‘O estilingue funciona para quem está na vitrine’, diz Marco Aurélio sobre Moro hackeado

‘O estilingue funciona para quem está na vitrine’, diz Marco Aurélio sobre Moro hackeado

Para ministro do Supremo, Bolsonaro colocou ministro da Justiça em uma sabatina permanente. 'Coitado do Moro'

Rafael Moraes Moura / BRASÍLIA

11 de junho de 2019 | 11h13

O ministro Marco Aurélio Mello, do Supremo. Foto: Dida Sampaio / Estadão

O ministro Marco Aurélio Mello, do Supremo Tribunal Federal (STF), disse nesta terça-feira, 11, que o “estilingue funciona para quem está na vitrine”, ao comentar a situação do ministro da Justiça e Segurança Pública, Sérgio Moro. Para Marco Aurélio, Moro ficará “sendo acuado todo esse tempo” até abrir uma vaga no STF, em novembro de 2020, com a aposentadoria compulsória do ministro Celso de Mello.

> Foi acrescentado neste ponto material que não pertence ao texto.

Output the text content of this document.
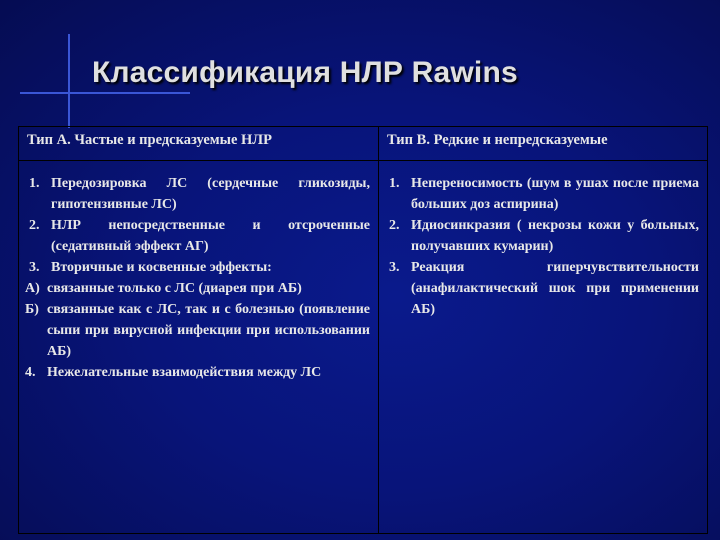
Классификация НЛР Rawins
Тип А. Частые и предсказуемые НЛР
1. Передозировка ЛС (сердечные гликозиды, гипотензивные ЛС)
2. НЛР непосредственные и отсроченные (седативный эффект АГ)
3. Вторичные и косвенные эффекты:
А) связанные только с ЛС (диарея при АБ)
Б) связанные как с ЛС, так и с болезнью (появление сыпи при вирусной инфекции при использовании АБ)
4. Нежелательные взаимодействия между ЛС
Тип В. Редкие и непредсказуемые
1. Непереносимость (шум в ушах после приема больших доз аспирина)
2. Идиосинкразия ( некрозы кожи у больных, получавших кумарин)
3. Реакция гиперчувствительности (анафилактический шок при применении АБ)
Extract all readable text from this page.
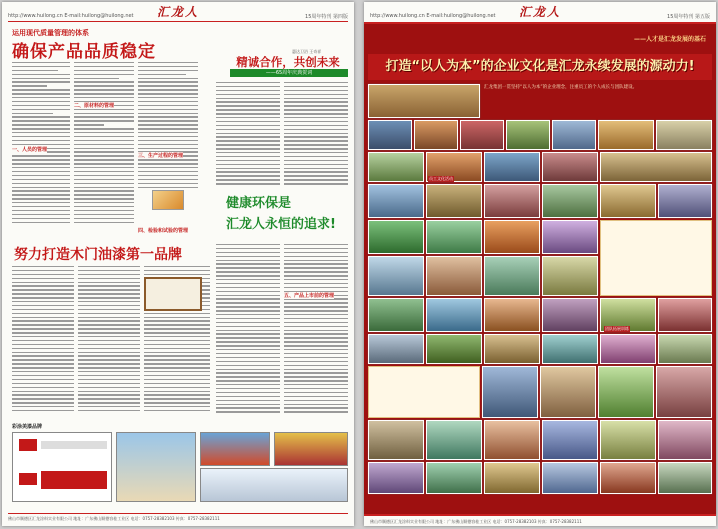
http://www.huilong.cn E-mail:huilong@huilong.net 汇龙人	15周年特刊 第四版
运用现代质量管理的体系
确保产品品质稳定
一、人员的管理
二、原材料的管理
三、生产过程的管理
四、检验和试验的管理
惠达卫浴 王奇祥
精诚合作，共创未来
——65周年庆典贺词
健康环保是
汇龙人永恒的追求!
五、产品上市前的管理
努力打造木门油漆第一品牌
彩涂美漆品牌
佛山市顺德区汇龙涂料实业有限公司 地址：广东佛山顺德容桂工业区 电话：0757-28382103 传真：0757-28382111
http://www.huilong.cn E-mail:huilong@huilong.net 汇龙人	15周年特刊 第五版
——人才是汇龙发展的基石
打造“以人为本”的企业文化是汇龙永续发展的源动力!
汇龙集团一贯坚持“以人为本”的企业理念，注重员工的个人成长与团队建设。
员工文化活动
团队拓展训练
佛山市顺德区汇龙涂料实业有限公司 地址：广东佛山顺德容桂工业区 电话：0757-28382103 传真：0757-28382111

O presidente Jair Bolsonaro já informou que pretende nomear Moro para uma das vagas do Supremo.

“Coitado do juiz Moro. O presidente (Jair Bolsonaro) o colocou numa sabatina permanente quando anunciou que houvera um acordo para ele deixar uma cadeira efetiva (de juiz federal), abandonando 22 anos de magistratura, para vir pra Esplanada e ser auxiliar dele presidente da República, colocando-o na vitrine”, comentou o ministro Marco Aurélio Mello, ao chegar para a sessão da Primeira Turma nesta terça-feira.

“E aí quem está na vitrine, o estilingue funciona”, completou o ministro.

O comentário de Marco Aurélio foi feito depois de o site The Intercept Brasil publicar o conteúdo vazado de supostas mensagens trocadas por Moro e o coordenador da força-tarefa da Lava Jato em Curitiba, Deltan Dallagnol. Moro e Deltan alegam que foram alvo de hacker que agiu ‘sorrateiro’

As conversas supostamente mostrariam que Moro teria orientado investigações da Lava Jato por meio de mensagens trocadas no aplicativo Telegram. O site afirmou que recebeu de fonte anônima o material.

Para Marco Aurélio, a reportagem “fragiliza o perfil” de Moro na caminhada rumo a uma vaga do Supremo.

“Vi com muita tristeza. O juiz dialoga com as partes – e o Ministério Público é parte acusadora no processo – com absoluta publicidade, com absoluta transparência. Se admitiria um diálogo com os advogados da defesa? Não. Também não se pode admitir, por melhor que seja o objetivo, não se pode admitir com o Ministério Público. Em direito, meio justifica o fim; o fim ao meio, não”, disse Marco Aurélio.

“Todos nós somos contra a corrupção, mas não o combate a ferro e fogo. Porque aí é retrocesso em termos de Estado democrático de direito. Se havia combinação de atos, Ministério Público e juiz, aí realmente se tem algo grave”, afirmou o ministro.

Cadeira

Marco Aurélio também fez críticas à decisão de Moro deixar a Justiça Federal do Paraná, largar a magistratura e assumir a cadeira de ministro de Estado.

“Não compreendo que alguém possa virar as costas a uma cadeira de juiz. E ele virou sem ser de uma família rica. Se ele fosse de uma família rica, e pudesse até partir para o ócio com dignidade, muito bem. Como é que se deixa um cargo efetivo dessa forma? Menosprezo à magistratura? Se foi, ele não está credenciado para o Supremo”, disse.

O ministro Sérgio Moro ainda não se manifestou sobre os comentários de Marco Aurélio Mello.